The moment in question here is Atreus' big realisation, that bringing about Ragnarok is, after all, maybe not the best idea - something he notices when dwarven companion Sindri sets off a kind of magical shockwave, which destroys the Asgardian villains' defences but, also, takes out a good few innocent civilians, too.

Watch on YouTube

The problem, according to Victoria Smith, a lead level designer at Santa Monica who explained all this in an excellent GDC talk, is that nobody could tell any civilians were getting hurt. Talking to the audience after showing the team's first pass at the scene, she said, "I want anyone to raise their hand if they saw the fifteen civilians at the bases of those war machines getting crushed and murderised," to no response. "Yeah! Yeah neither did any of our playtesters."

If you've played it, Smith explained, you'll know that those deaths are "absolutely pivotal" to Atreus and Kratos' big moments of realisation. "The scene makes no sense without it! And our animation team absolutely did not have time to add more."

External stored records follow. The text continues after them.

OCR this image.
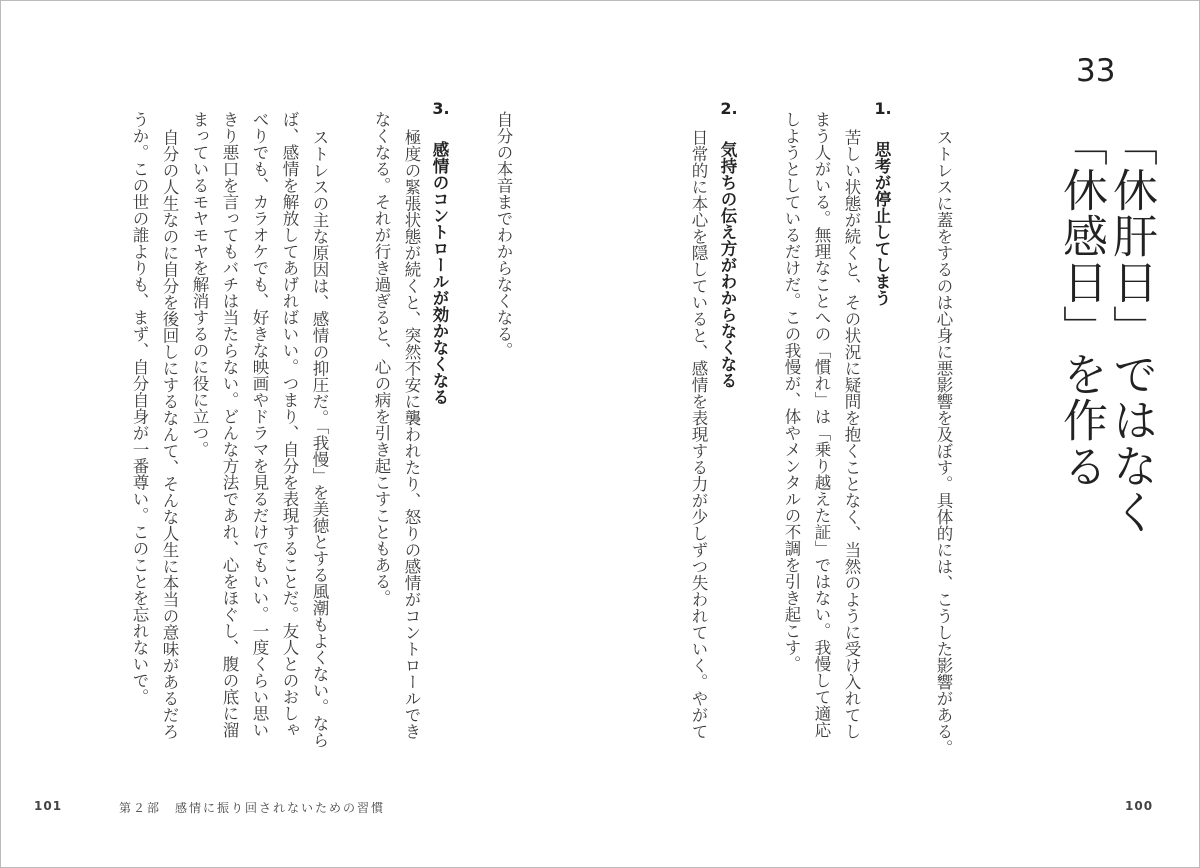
33
「休肝日」ではなく
「休感日」を作る
ストレスに蓋をするのは心身に悪影響を及ぼす。具体的には、こうした影響がある。
1.
思考が停止してしまう
苦しい状態が続くと、その状況に疑問を抱くことなく、当然のように受け入れてし
まう人がいる。無理なことへの「慣れ」は「乗り越えた証」ではない。我慢して適応
しようとしているだけだ。この我慢が、体やメンタルの不調を引き起こす。
2.
気持ちの伝え方がわからなくなる
日常的に本心を隠していると、感情を表現する力が少しずつ失われていく。やがて
自分の本音までわからなくなる。
3.
感情のコントロールが効かなくなる
極度の緊張状態が続くと、突然不安に襲われたり、怒りの感情がコントロールでき
なくなる。それが行き過ぎると、心の病を引き起こすこともある。
ストレスの主な原因は、感情の抑圧だ。「我慢」を美徳とする風潮もよくない。なら
ば、感情を解放してあげればいい。つまり、自分を表現することだ。友人とのおしゃ
べりでも、カラオケでも、好きな映画やドラマを見るだけでもいい。一度くらい思い
きり悪口を言ってもバチは当たらない。どんな方法であれ、心をほぐし、腹の底に溜
まっているモヤモヤを解消するのに役に立つ。
自分の人生なのに自分を後回しにするなんて、そんな人生に本当の意味があるだろ
うか。この世の誰よりも、まず、自分自身が一番尊い。このことを忘れないで。
101	第２部　感情に振り回されないための習慣	100
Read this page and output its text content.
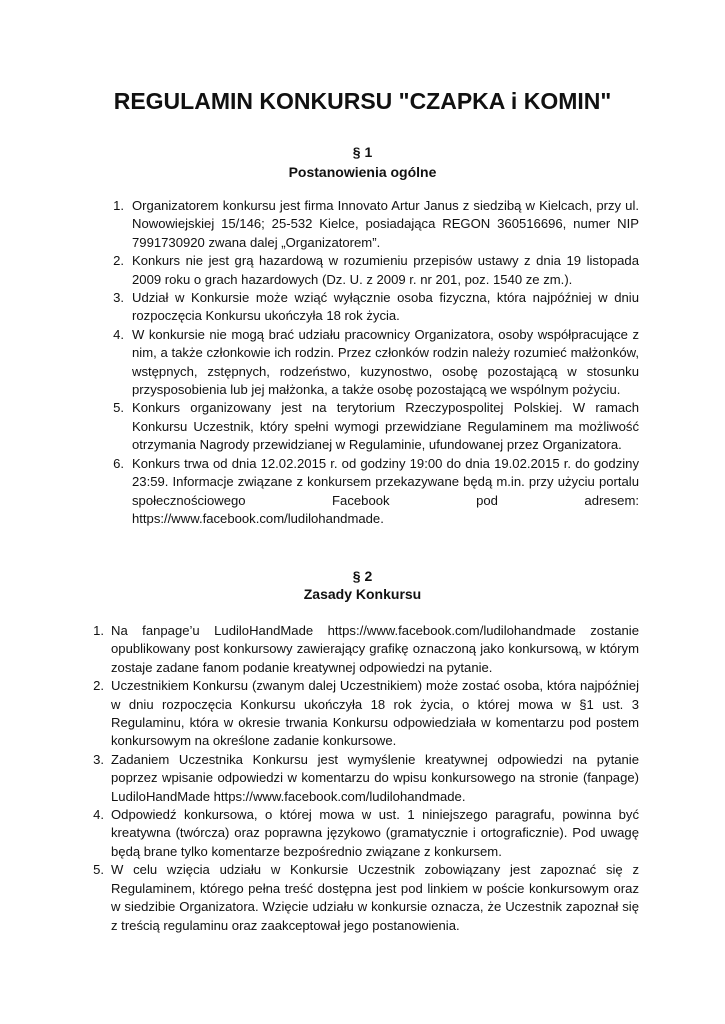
REGULAMIN KONKURSU "CZAPKA i KOMIN"
§ 1
Postanowienia ogólne
1. Organizatorem konkursu jest firma Innovato Artur Janus z siedzibą w Kielcach, przy ul. Nowowiejskiej 15/146; 25-532 Kielce, posiadająca REGON 360516696, numer NIP 7991730920 zwana dalej „Organizatorem”.
2. Konkurs nie jest grą hazardową w rozumieniu przepisów ustawy z dnia 19 listopada 2009 roku o grach hazardowych (Dz. U. z 2009 r. nr 201, poz. 1540 ze zm.).
3. Udział w Konkursie może wziąć wyłącznie osoba fizyczna, która najpóźniej w dniu rozpoczęcia Konkursu ukończyła 18 rok życia.
4. W konkursie nie mogą brać udziału pracownicy Organizatora, osoby współpracujące z nim, a także członkowie ich rodzin. Przez członków rodzin należy rozumieć małżonków, wstępnych, zstępnych, rodzeństwo, kuzynostwo, osobę pozostającą w stosunku przysposobienia lub jej małżonka, a także osobę pozostającą we wspólnym pożyciu.
5. Konkurs organizowany jest na terytorium Rzeczypospolitej Polskiej. W ramach Konkursu Uczestnik, który spełni wymogi przewidziane Regulaminem ma możliwość otrzymania Nagrody przewidzianej w Regulaminie, ufundowanej przez Organizatora.
6. Konkurs trwa od dnia 12.02.2015 r. od godziny 19:00 do dnia 19.02.2015 r. do godziny 23:59. Informacje związane z konkursem przekazywane będą m.in. przy użyciu portalu społecznościowego Facebook pod adresem: https://www.facebook.com/ludilohandmade.
§ 2
Zasady Konkursu
1. Na fanpage’u LudiloHandMade https://www.facebook.com/ludilohandmade zostanie opublikowany post konkursowy zawierający grafikę oznaczoną jako konkursową, w którym zostaje zadane fanom podanie kreatywnej odpowiedzi na pytanie.
2. Uczestnikiem Konkursu (zwanym dalej Uczestnikiem) może zostać osoba, która najpóźniej w dniu rozpoczęcia Konkursu ukończyła 18 rok życia, o której mowa w §1 ust. 3 Regulaminu, która w okresie trwania Konkursu odpowiedziała w komentarzu pod postem konkursowym na określone zadanie konkursowe.
3. Zadaniem Uczestnika Konkursu jest wymyślenie kreatywnej odpowiedzi na pytanie poprzez wpisanie odpowiedzi w komentarzu do wpisu konkursowego na stronie (fanpage) LudiloHandMade https://www.facebook.com/ludilohandmade.
4. Odpowiedź konkursowa, o której mowa w ust. 1 niniejszego paragrafu, powinna być kreatywna (twórcza) oraz poprawna językowo (gramatycznie i ortograficznie). Pod uwagę będą brane tylko komentarze bezpośrednio związane z konkursem.
5. W celu wzięcia udziału w Konkursie Uczestnik zobowiązany jest zapoznać się z Regulaminem, którego pełna treść dostępna jest pod linkiem w poście konkursowym oraz w siedzibie Organizatora. Wzięcie udziału w konkursie oznacza, że Uczestnik zapoznał się z treścią regulaminu oraz zaakceptował jego postanowienia.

Because of the way the levels such as these are built, all of the camera's movements are already blocked out well in advance, with the terrain and everything on it placed within the field of view - which meant that the only options were to play with what was already there. "I rotated and I warped and I did unspeakable things to place those civilians on every available ledge," Smith joked, to no avail. The lighting team put fires and torches by them all to "light them up like Christmas trees" to help draw the eye, but that didn't work, and the art team made some dead civilian poses and placed them right in front of the player, but still players didn't clock on.

The reality, Smith explained, was that the scene was almost "the definition of cognitive overload, there's just too much going on," with a huge amount of visual effects, explosions, monsters and all the rest on screen at once, plus Sindri and Atreus in the foreground.

After exhausting all other options, it turned out to be Santa Monica's sound team that came to the rescue. Their solution was to turn down the volume on everything, and crank up the sounds of all the civilians' screams. Watching the final version of the clip again at the talk, suddenly it all came together.

Here's a finished clip of the scene in question, starting at 01:00Watch on YouTube

This was one of a number of last-minute, or otherwise just very clever hacks the Santa Monica team found themselves relying on to get Ragnarok into shape - which all added up to a reminder of the amount of ingenuity that goes into making big productions like these work.

Smith, revealed that she had ingeniously re-used the different sections of the trench that the player walks through as Atreus on their first visit to Asgard, for instance, by "literally cutting and pasting" them and then rotating, repositioning, and reordering them into an entirely new path for the Ragnarok battle.

The background soldiers meanwhile were an issue, but the animation team found a way to strip the basic fighting animations down to "flipbooks", and then turning them into two-dimensional models - Smith's rotation of the camera to reveal them from the side drew a big round of applause from the developers in the audience. And meanwhile the flying dragons almost got cut from the final scene, the playtesters found Odin to easy to beat compared to Thor, despite dying "twice to Thor and 12 times against Odin," because Thor was so much more imposing and Odin's arena, Smith admitted, was just too large for his visual effects to give him much oomph.

Covid, meanwhile, had a predictably major impact, with motion capture put back by "a year," and the PS4 version of the game wasn't "fully performant," in terms of frame rate, until 22nd August 2022, just a week before an internal deadline.

Like a few others at GDC - including those that revealed 60 percent of all Wordle players lost their streak to 'parer', and that CD Projekt had to tweak Keanu Reeves' character to be an especially giant "asshole" to stop players always siding with him - it made for a highly enlightening presentation. You can watch this one on the GDC Vault on 14th April but, like the others, be warned that'll require paying a fee for access.